After two days—Faery time, that is—in Sanctuary, Maggie felt as though she’d been in school for a century. Finn was determined to teach her as much as possible in whatever time they had.
“Mab has reigned unchallenged for more than three thousand years,” Finn was saying as Maggie watched him. “In the beginning she was a fair enough ruler. She’s always favored the female Fae, but that was to be expected.”
Maggie’s head was pounding. She braced her elbows on the tabletop and watched as Finn strode around the room. He should have been wearing a cloak or a pointed hat decorated with stars or something. A wizard in jeans somehow lacked . . . authority.
“Sometime into her reign, though, she changed.” He stopped, fixed Maggie with a hard look and said, “She thought only of bolstering her own power. But for her warriors she surrounded herself only with females. Fae males were slowly pushed into the background until finally even they can’t remember a time when things were different.”
“So why’d they let it happen?”
“What could they do? Their own queen had declared them to be unimportant. Soon they began to believe it, as well.” He walked faster, his strides long, powerful. Shoving his hands into his pockets, he shook his head in disgust as he talked. “Mab decreed that no male would hold a position of authority. She was the only law. And any who dared disagree with her were tossed into a demon dimension to fend for themselves.”
“Nice.” Maggie shifted uneasily on her chair. Was that what she could expect if she couldn’t beat Mab?
As if sensing her thoughts, Finn walked across the room and stopped just opposite her. “You will be a better queen. I’ve seen it.”
“Uh-huh. Have you also seen that I don’t really want to be a queen?”
“Yes,” he told her, smiling. “But destiny is not something you can ignore.”
Maggie wasn’t so sure.
Chapter Eleven
“
C
oncentrate on the act of drawing your power from your center and directing it through your fingertips.”
“Thought I didn’t have power here.” She grinned as she teased him.

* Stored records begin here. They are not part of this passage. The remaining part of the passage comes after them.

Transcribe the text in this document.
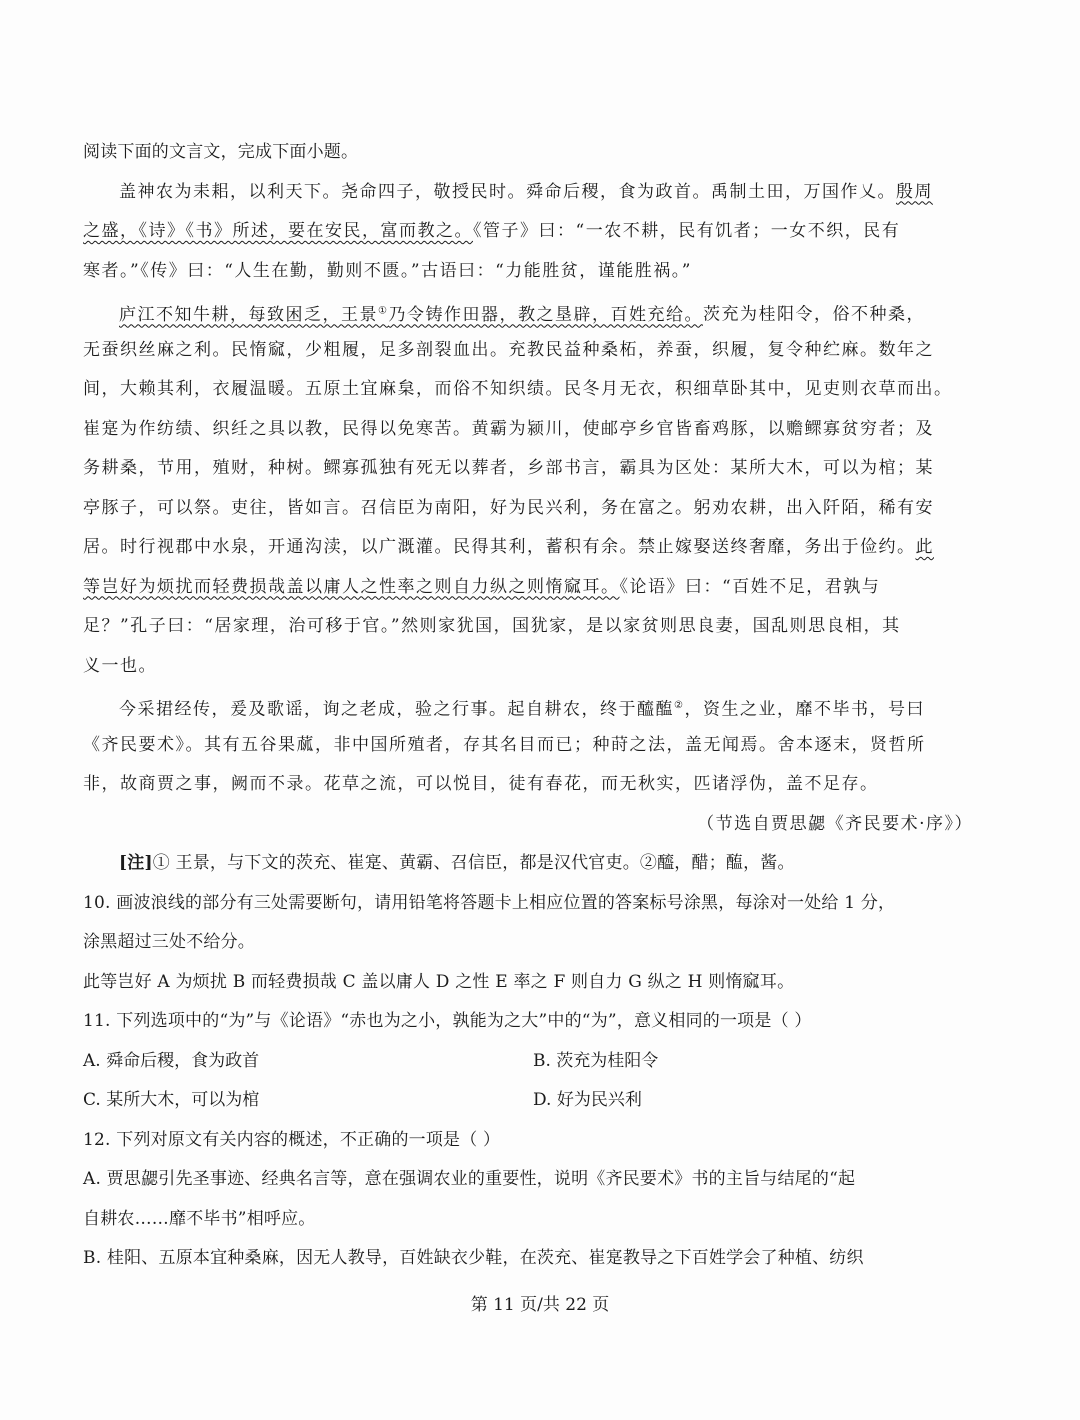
阅读下面的文言文，完成下面小题。
盖神农为耒耜，以利天下。尧命四子，敬授民时。舜命后稷，食为政首。禹制土田，万国作乂。殷周
之盛，《诗》《书》所述，要在安民，富而教之。《管子》曰：“一农不耕，民有饥者；一女不织，民有
寒者。”《传》曰：“人生在勤，勤则不匮。”古语曰：“力能胜贫，谨能胜祸。”
庐江不知牛耕，每致困乏，王景①乃令铸作田器，教之垦辟，百姓充给。茨充为桂阳令，俗不种桑，
无蚕织丝麻之利。民惰窳，少粗履，足多剖裂血出。充教民益种桑柘，养蚕，织履，复令种纻麻。数年之
间，大赖其利，衣履温暖。五原土宜麻枲，而俗不知织绩。民冬月无衣，积细草卧其中，见吏则衣草而出。
崔寔为作纺绩、织纴之具以教，民得以免寒苦。黄霸为颍川，使邮亭乡官皆畜鸡豚，以赡鳏寡贫穷者；及
务耕桑，节用，殖财，种树。鳏寡孤独有死无以葬者，乡部书言，霸具为区处：某所大木，可以为棺；某
亭豚子，可以祭。吏往，皆如言。召信臣为南阳，好为民兴利，务在富之。躬劝农耕，出入阡陌，稀有安
居。时行视郡中水泉，开通沟渎，以广溉灌。民得其利，蓄积有余。禁止嫁娶送终奢靡，务出于俭约。此
等岂好为烦扰而轻费损哉盖以庸人之性率之则自力纵之则惰窳耳。《论语》曰：“百姓不足，君孰与
足？”孔子曰：“居家理，治可移于官。”然则家犹国，国犹家，是以家贫则思良妻，国乱则思良相，其
义一也。
今采捃经传，爰及歌谣，询之老成，验之行事。起自耕农，终于醯醢②，资生之业，靡不毕书，号曰
《齐民要术》。其有五谷果蓏，非中国所殖者，存其名目而已；种莳之法，盖无闻焉。舍本逐末，贤哲所
非，故商贾之事，阙而不录。花草之流，可以悦目，徒有春花，而无秋实，匹诸浮伪，盖不足存。
（节选自贾思勰《齐民要术·序》）
[注]① 王景，与下文的茨充、崔寔、黄霸、召信臣，都是汉代官吏。②醯，醋；醢，酱。
10. 画波浪线的部分有三处需要断句，请用铅笔将答题卡上相应位置的答案标号涂黑，每涂对一处给 1 分，
涂黑超过三处不给分。
此等岂好 A 为烦扰 B 而轻费损哉 C 盖以庸人 D 之性 E 率之 F 则自力 G 纵之 H 则惰窳耳。
11. 下列选项中的“为”与《论语》“赤也为之小，孰能为之大”中的“为”，意义相同的一项是（ ）
A. 舜命后稷，食为政首	B. 茨充为桂阳令
C. 某所大木，可以为棺	D. 好为民兴利
12. 下列对原文有关内容的概述，不正确的一项是（ ）
A. 贾思勰引先圣事迹、经典名言等，意在强调农业的重要性，说明《齐民要术》书的主旨与结尾的“起
自耕农……靡不毕书”相呼应。
B. 桂阳、五原本宜种桑麻，因无人教导，百姓缺衣少鞋，在茨充、崔寔教导之下百姓学会了种植、纺织
第 11 页/共 22 页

“You don’t.” Finn sighed as if he were as exhausted as she felt. “I’m . . . lending you some of mine so that you can practice, remember?”
Maggie stared at Finn for a long moment. He was practically unteaseable. If she were teasing Culhane like this, he’d have been shouting at her by now. Strange that she missed that.

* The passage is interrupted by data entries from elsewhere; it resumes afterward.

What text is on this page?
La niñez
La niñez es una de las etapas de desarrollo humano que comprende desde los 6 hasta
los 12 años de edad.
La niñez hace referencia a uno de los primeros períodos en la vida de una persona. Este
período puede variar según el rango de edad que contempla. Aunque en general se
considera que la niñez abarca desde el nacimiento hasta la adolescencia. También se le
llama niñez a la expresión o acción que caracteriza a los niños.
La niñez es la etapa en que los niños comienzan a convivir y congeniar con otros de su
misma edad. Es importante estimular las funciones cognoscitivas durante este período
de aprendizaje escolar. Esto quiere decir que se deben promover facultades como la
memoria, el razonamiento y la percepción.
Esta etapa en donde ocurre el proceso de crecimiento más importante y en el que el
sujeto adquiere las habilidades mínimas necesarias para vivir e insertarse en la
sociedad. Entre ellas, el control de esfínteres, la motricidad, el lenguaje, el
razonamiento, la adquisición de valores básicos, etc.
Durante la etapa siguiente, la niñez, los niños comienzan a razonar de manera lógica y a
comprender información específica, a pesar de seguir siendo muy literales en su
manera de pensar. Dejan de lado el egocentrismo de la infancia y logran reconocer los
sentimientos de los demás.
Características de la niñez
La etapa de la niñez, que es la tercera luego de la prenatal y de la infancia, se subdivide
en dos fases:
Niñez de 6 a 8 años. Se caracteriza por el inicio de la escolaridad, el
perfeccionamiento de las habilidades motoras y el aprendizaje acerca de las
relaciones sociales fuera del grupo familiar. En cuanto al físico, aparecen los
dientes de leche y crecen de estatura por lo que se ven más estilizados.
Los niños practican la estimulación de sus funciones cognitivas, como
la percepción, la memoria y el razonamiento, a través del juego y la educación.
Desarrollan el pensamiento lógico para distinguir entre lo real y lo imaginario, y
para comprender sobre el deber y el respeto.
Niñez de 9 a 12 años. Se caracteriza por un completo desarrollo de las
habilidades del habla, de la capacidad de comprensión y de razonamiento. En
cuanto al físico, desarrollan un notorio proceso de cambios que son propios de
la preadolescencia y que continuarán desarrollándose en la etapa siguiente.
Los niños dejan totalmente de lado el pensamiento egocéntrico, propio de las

Letting her thoughts of Culhane go, she paid attention to Finn again. With her borrowed power she’d already learned how to peek into possible futures, and how to fly—well, almost. She had the floating thing down; it was steering that was giving her problems. Finn had also shown her how to throw blasts of energy from her fingertips—like tiny lightning bolts—and how to direct a flow of Faery dust with her breath so that another demon wouldn’t be getting the drop on her anytime soon.

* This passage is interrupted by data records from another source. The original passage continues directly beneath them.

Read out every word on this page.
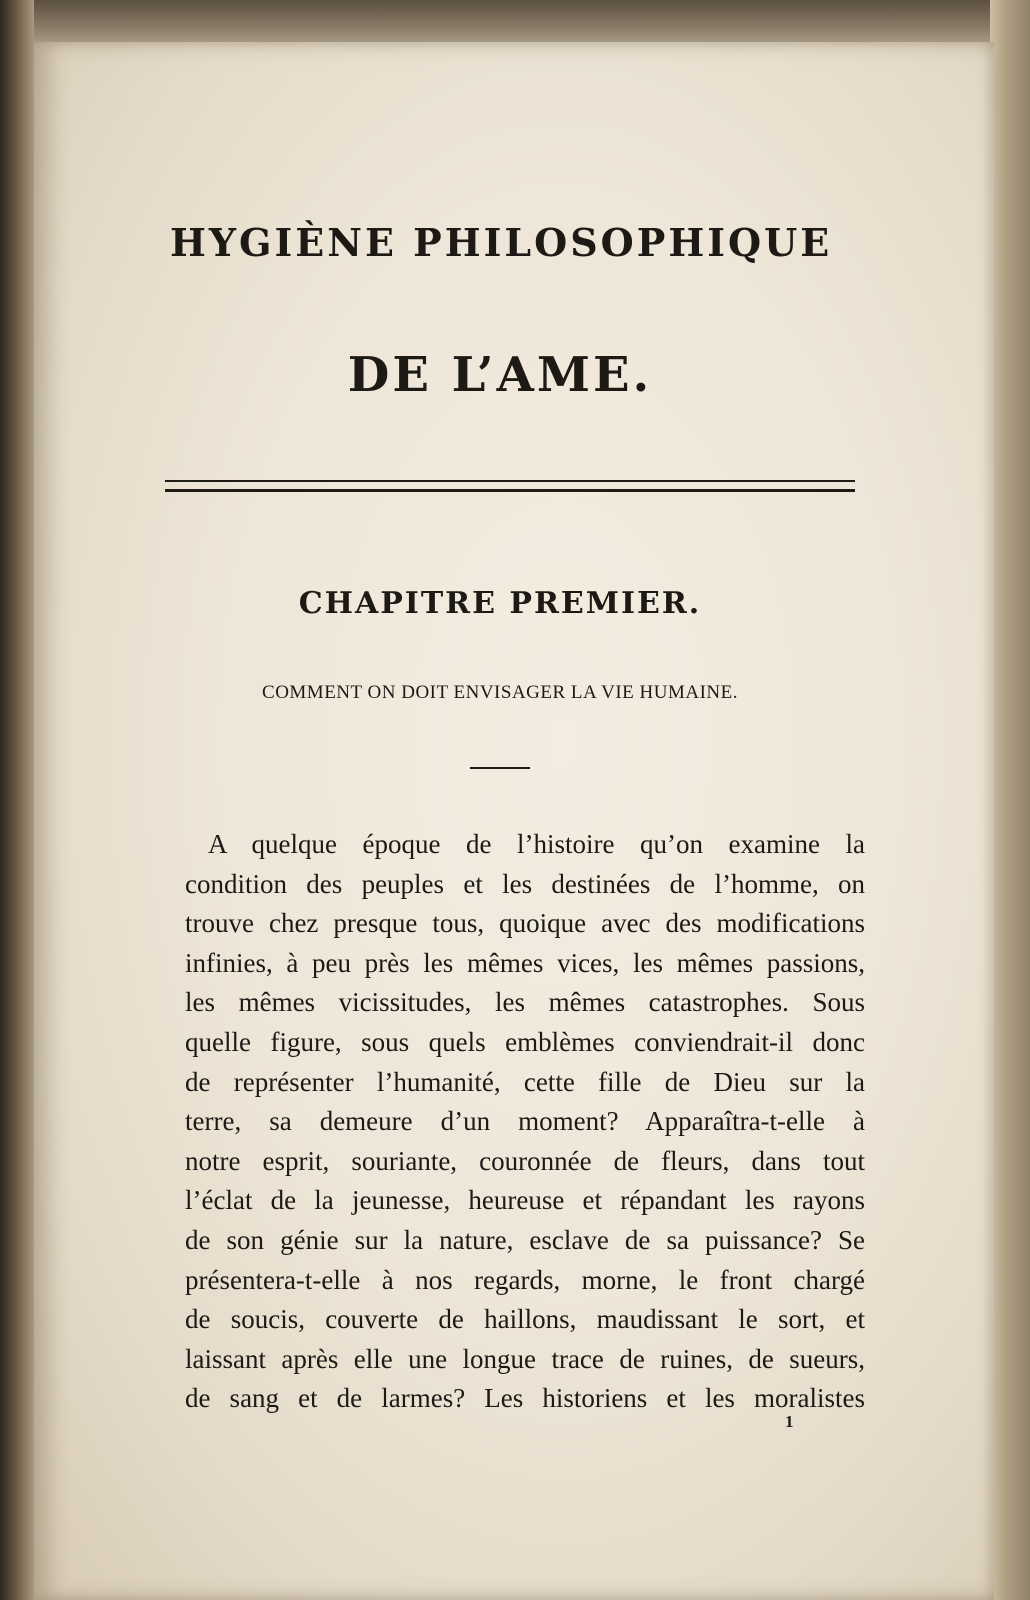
HYGIÈNE PHILOSOPHIQUE
DE L’AME.
CHAPITRE PREMIER.
COMMENT ON DOIT ENVISAGER LA VIE HUMAINE.
A quelque époque de l’histoire qu’on examine la
condition des peuples et les destinées de l’homme, on
trouve chez presque tous, quoique avec des modifications
infinies, à peu près les mêmes vices, les mêmes passions,
les mêmes vicissitudes, les mêmes catastrophes. Sous
quelle figure, sous quels emblèmes conviendrait-il donc
de représenter l’humanité, cette fille de Dieu sur la
terre, sa demeure d’un moment? Apparaîtra-t-elle à
notre esprit, souriante, couronnée de fleurs, dans tout
l’éclat de la jeunesse, heureuse et répandant les rayons
de son génie sur la nature, esclave de sa puissance? Se
présentera-t-elle à nos regards, morne, le front chargé
de soucis, couverte de haillons, maudissant le sort, et
laissant après elle une longue trace de ruines, de sueurs,
de sang et de larmes? Les historiens et les moralistes
1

He was a better teacher than Bezel; that was for damn sure. Finn didn’t lose his temper and call her names for motivation. And God knew, he was easier to look at.
But thoughts of Bezel brought on thoughts of home. Of her family. Nora was never far from her mind, and Maggie tortured herself daily by wondering what sort of prison Culhane had locked her in, the no-good bastard Faery from
Ifreann.
Which was exactly where she hoped Culhane was at the moment, in Faery hell, frying his Faery ass.
“You’re not listening.”
“What? Oh. No, guess I wasn’t.” As usual Culhane had been up front in her brain. Even furious with the damn Faery she couldn’t stop thinking about him. How nuts was that? Shaking her head, Maggie sat up straight, focused on Finn and said, “Totally here now. Really.”